Step 2: Consider Graduate School
Some jobs require candidates to possess a master's degree in the field of welding engineering. Topics are similar to those discussed in a bachelor's degree program, although they are explored in greater detail. Students wishing to enter a graduate program in welding engineering must have graduated from an undergraduate program that was approved by the ABET (formerly the Accreditation Board for Engineering and Technology). Accelerated, combined B.S./M.S. programs are also available.
It's also helpful to choose a specialization. According to St. Petersburg College, most welding engineers choose one particular type of welding in which to specialize. Once they have chosen a particular area of concentration, graduate students take electives that relate closely to their primary focus areas. Welding engineers may specialize in electronics, petrochemicals, aerospace and hydrospace, construction, power generation, transportation, or machinery.
Step 3: Obtain an Entry-Level Position as a Welding Engineer
Entry-level welding engineers may be hired straight out of college, although they may have to go through a probationary period until they've gained experience. Potential work environments include research laboratories, manufacturing plants, shipyards, construction sites, oil pipelines, and off-shore drilling platforms. Once a welding engineer has been on the job for four years, he or she is eligible to take the examination to become a Professional Engineer.
To improve your chances of gaining entry-level employment, join a professional organization. Several professional organizations are available to welding engineers, including the American Welding Society (AWS); the American Society for Mechanical Engineers (ASME); the Edison Welding Institute (EWI); the Minerals, Metals, and Materials Society (TMS); and the American Society for Materials International (ASM International). These organizations offer continuing education seminars and extensive online information about technical advances. A professional welding engineer must take continuing education classes throughout his or her career.
Step 4: Attain Licensure
According to the U.S. Bureau of Labor Statistics, engineers in all 50 states who offer their services directly to the public are required to attain a license. Once an engineer is licensed, he or she is considered a Professional Engineer (PE). In order to qualify to take the exam for a state license, candidates must have a degree from a university accredited by ABET and four years of work experience.

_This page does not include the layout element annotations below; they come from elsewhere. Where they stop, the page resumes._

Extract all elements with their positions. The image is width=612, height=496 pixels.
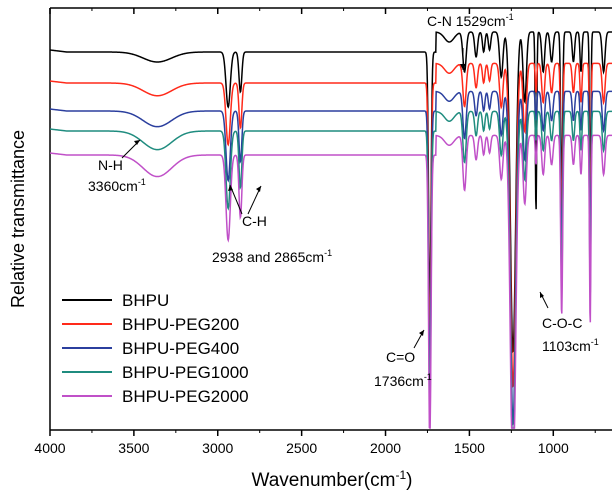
legend-label: BHPU	[122, 291, 169, 310]
legend: BHPU BHPU-PEG200 BHPU-PEG400 BHPU-PEG1000 BH…	[62, 291, 249, 406]
x-tick-label: 2500	[286, 440, 317, 456]
legend-label: BHPU-PEG200	[122, 315, 239, 334]
svg-text:N-H: N-H	[98, 157, 123, 173]
legend-label: BHPU-PEG2000	[122, 387, 249, 406]
svg-text:1103cm-1: 1103cm-1	[542, 337, 599, 354]
x-tick-label: 2000	[370, 440, 401, 456]
series-line-bhpu-peg2000	[50, 134, 612, 429]
svg-text:3360cm-1: 3360cm-1	[88, 177, 146, 194]
series-line-bhpu-peg1000	[50, 110, 612, 429]
annotation-coc: C-O-C 1103cm-1	[539, 291, 599, 354]
annotation-cn: C-N 1529cm-1	[427, 12, 514, 70]
series-line-bhpu-peg200	[50, 62, 612, 389]
legend-label: BHPU-PEG1000	[122, 363, 249, 382]
x-ticks: 4000 3500 3000 2500 2000 1500 1000	[34, 8, 596, 456]
svg-text:C-O-C: C-O-C	[542, 315, 582, 331]
x-tick-label: 3500	[118, 440, 149, 456]
x-tick-label: 1500	[454, 440, 485, 456]
annotation-nh: N-H 3360cm-1	[88, 139, 146, 194]
svg-text:2938 and 2865cm-1: 2938 and 2865cm-1	[212, 248, 332, 265]
legend-label: BHPU-PEG400	[122, 339, 239, 358]
series-line-bhpu	[50, 31, 612, 354]
x-tick-label: 1000	[538, 440, 569, 456]
x-axis-label: Wavenumber(cm-1)	[252, 468, 413, 491]
y-axis-label: Relative transmittance	[8, 130, 28, 308]
x-tick-label: 4000	[34, 440, 65, 456]
x-tick-label: 3000	[202, 440, 233, 456]
annotation-co: C=O 1736cm-1	[374, 329, 432, 389]
svg-text:C-H: C-H	[242, 213, 267, 229]
svg-text:C-N 1529cm-1: C-N 1529cm-1	[427, 12, 514, 29]
series-line-bhpu-peg400	[50, 90, 612, 426]
svg-text:1736cm-1: 1736cm-1	[374, 372, 432, 389]
annotation-ch: C-H 2938 and 2865cm-1	[212, 184, 332, 265]
series-lines	[50, 31, 612, 429]
svg-text:C=O: C=O	[386, 349, 415, 365]
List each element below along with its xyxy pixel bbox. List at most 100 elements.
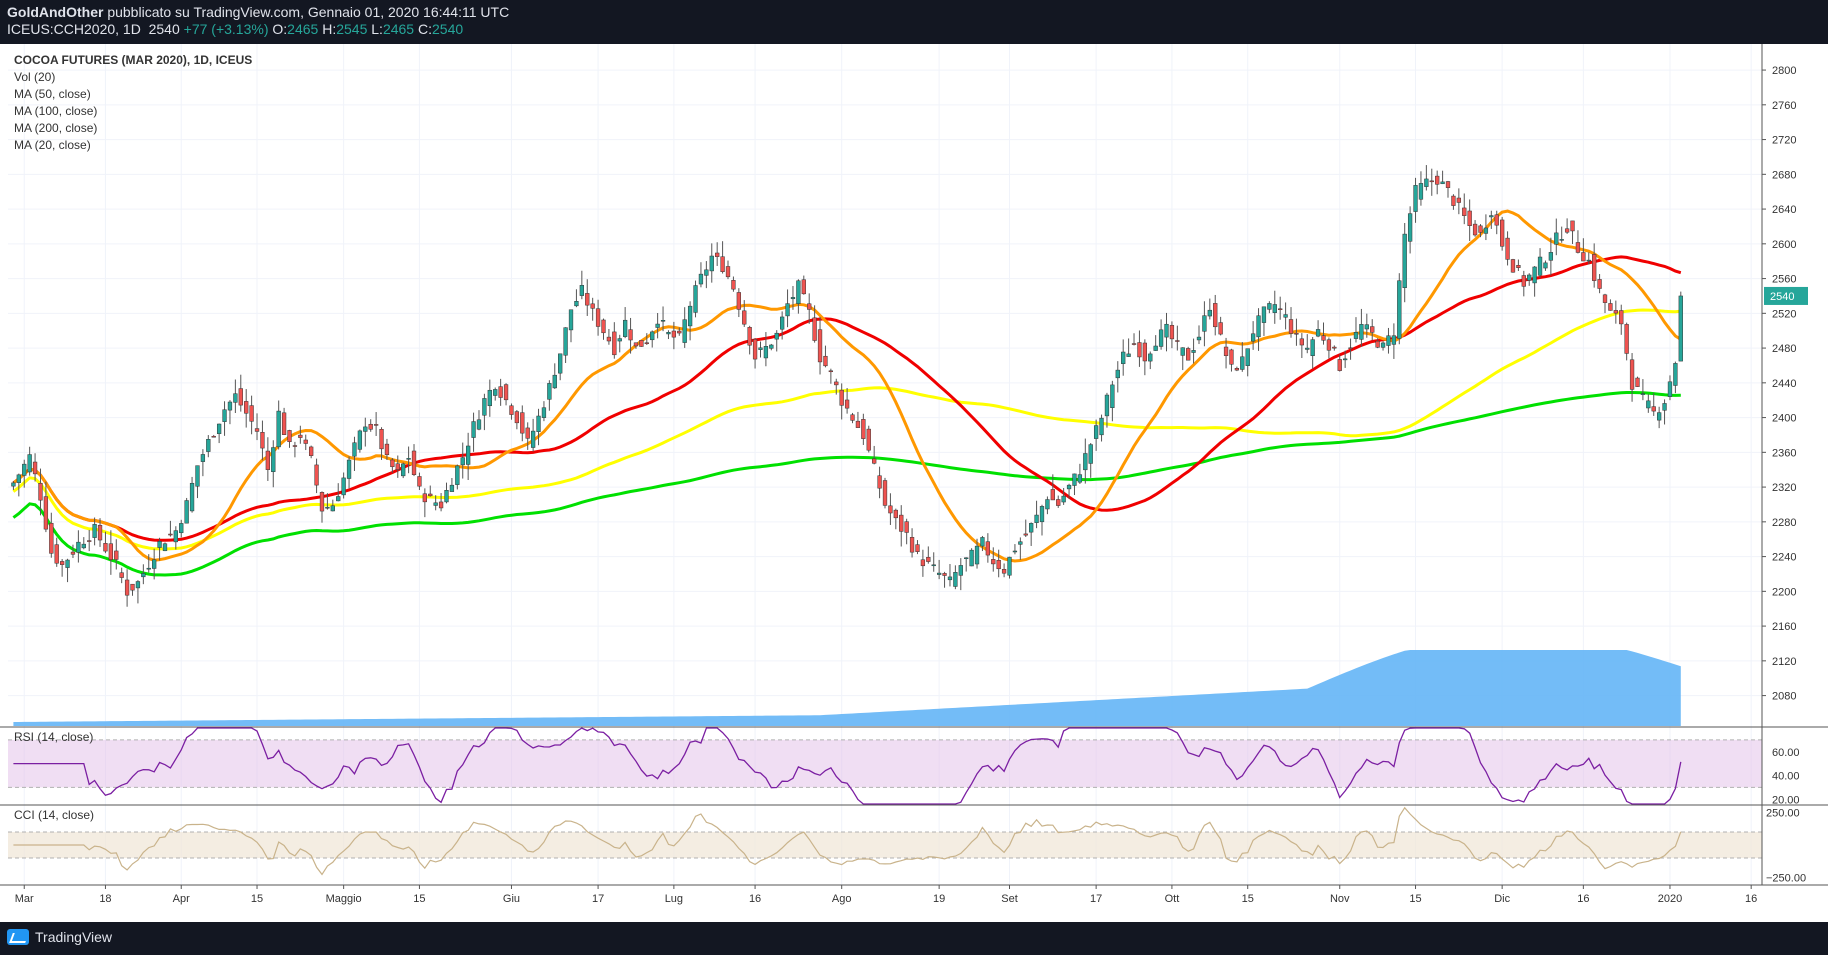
- candle-body: [1548, 252, 1554, 261]
- candle-body: [1256, 315, 1261, 338]
- candle-body: [1364, 324, 1369, 330]
- candle-body: [76, 541, 81, 553]
- candle-body: [27, 454, 32, 473]
- price-tick-label: 2640: [1772, 204, 1796, 216]
- candle-body: [65, 559, 70, 568]
- cci-label: CCI (14, close): [14, 808, 94, 822]
- candle-body: [1391, 335, 1397, 345]
- candle-body: [314, 464, 319, 486]
- candle-body: [1029, 523, 1034, 533]
- candle-body: [1169, 325, 1175, 340]
- time-tick-label: 16: [1745, 893, 1757, 905]
- candle-body: [715, 252, 720, 257]
- rsi-label: RSI (14, close): [14, 730, 93, 744]
- candle-body: [639, 340, 644, 347]
- candle-body: [1023, 533, 1028, 536]
- candle-body: [823, 355, 828, 367]
- candle-body: [1234, 368, 1240, 371]
- candle-body: [16, 474, 21, 483]
- candle-body: [1456, 197, 1461, 203]
- candle-body: [947, 576, 953, 581]
- candle-body: [379, 429, 384, 450]
- candle-body: [926, 556, 931, 562]
- candle-body: [953, 572, 958, 587]
- candle-body: [790, 297, 796, 300]
- candle-body: [1272, 304, 1277, 313]
- legend-ma100[interactable]: MA (100, close): [14, 104, 97, 118]
- tradingview-brand[interactable]: TradingView: [7, 929, 112, 945]
- candle-body: [1229, 349, 1234, 365]
- legend-ma50[interactable]: MA (50, close): [14, 87, 91, 101]
- time-tick-label: 17: [592, 893, 604, 905]
- candle-body: [1066, 484, 1072, 490]
- candle-body: [872, 458, 877, 464]
- candle-body: [1375, 340, 1380, 348]
- cci-tick-label: −250.00: [1766, 873, 1806, 885]
- chart-canvas[interactable]: RSI (14, close) CCI (14, close) 2080 2120…: [0, 44, 1828, 922]
- candle-body: [514, 411, 520, 424]
- candle-body: [1537, 256, 1543, 276]
- legend-ma20[interactable]: MA (20, close): [14, 138, 91, 152]
- candle-body: [558, 353, 563, 374]
- price-tick-label: 2480: [1772, 343, 1796, 355]
- candle-body: [271, 447, 276, 473]
- candle-body: [184, 500, 189, 524]
- candle-body: [1186, 348, 1191, 361]
- candle-body: [1326, 339, 1332, 351]
- candle-body: [216, 423, 222, 434]
- candle-body: [747, 327, 752, 346]
- candle-body: [666, 332, 671, 335]
- price-tick-label: 2360: [1772, 447, 1796, 459]
- candle-body: [1115, 369, 1120, 379]
- candle-body: [568, 309, 574, 331]
- candle-body: [536, 415, 541, 432]
- candle-body: [352, 442, 357, 457]
- author-name[interactable]: GoldAndOther: [7, 4, 104, 20]
- candle-body: [828, 370, 834, 373]
- candle-body: [141, 573, 146, 578]
- candle-body: [1380, 342, 1386, 348]
- high-value: 2545: [336, 21, 368, 37]
- legend-ma200[interactable]: MA (200, close): [14, 121, 97, 135]
- price-tick-label: 2680: [1772, 169, 1796, 181]
- candle-body: [249, 405, 254, 422]
- candle-body: [1407, 213, 1413, 242]
- time-tick-label: Maggio: [326, 893, 362, 905]
- candle-body: [633, 342, 639, 347]
- legend-vol[interactable]: Vol (20): [14, 70, 55, 84]
- candle-body: [438, 501, 444, 509]
- price-tick-label: 2200: [1772, 586, 1796, 598]
- candle-body: [119, 572, 124, 578]
- time-tick-label: 16: [749, 893, 761, 905]
- close-value: 2540: [432, 21, 464, 37]
- candle-body: [509, 405, 514, 415]
- open-value: 2465: [287, 21, 319, 37]
- candle-body: [303, 439, 308, 444]
- candle-body: [70, 551, 76, 555]
- candle-body: [1148, 353, 1153, 362]
- candle-body: [1045, 499, 1050, 510]
- candle-body: [958, 565, 963, 576]
- candle-body: [1153, 345, 1158, 351]
- candle-body: [222, 409, 227, 422]
- candle-body: [1305, 347, 1310, 350]
- candle-body: [541, 407, 547, 418]
- candle-body: [1299, 338, 1304, 346]
- candle-body: [1240, 356, 1245, 370]
- time-tick-label: Giu: [503, 893, 520, 905]
- candle-body: [384, 443, 390, 456]
- price-tick-label: 2760: [1772, 100, 1796, 112]
- price-tick-label: 2240: [1772, 552, 1796, 564]
- candle-body: [298, 434, 303, 438]
- candle-body: [1196, 336, 1202, 341]
- candle-body: [660, 320, 666, 322]
- candle-body: [687, 305, 693, 327]
- candle-body: [855, 420, 861, 428]
- candle-body: [206, 439, 211, 452]
- candle-body: [1656, 412, 1662, 421]
- candle-body: [455, 465, 460, 485]
- candle-body: [1083, 453, 1088, 471]
- candle-body: [752, 338, 758, 360]
- candle-body: [709, 255, 714, 272]
- time-tick-label: 16: [1577, 893, 1589, 905]
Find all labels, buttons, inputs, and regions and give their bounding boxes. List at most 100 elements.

Step 5: Consider Certification
A welding engineer who wishes to advance professionally may want to take the AWS exam to become a Certified Welding Engineer. This distinction signifies that the person who holds it is qualified to direct welding operations according to established industry standards. This certificate is different from the PE and does not entitle the holder to offer services directly to the public. However, such a designation does indicate advanced knowledge in the field and may help career prospects.
To recap, with a bachelor's degree, work experience, and possibly certification and/or licensure, welding engineers can earn about $91,000 a year to research more effective welding techniques or design more efficient equipment to aid in the welding process, as well as oversee manufacturing processes to ensure quality control or evaluate inspection procedures.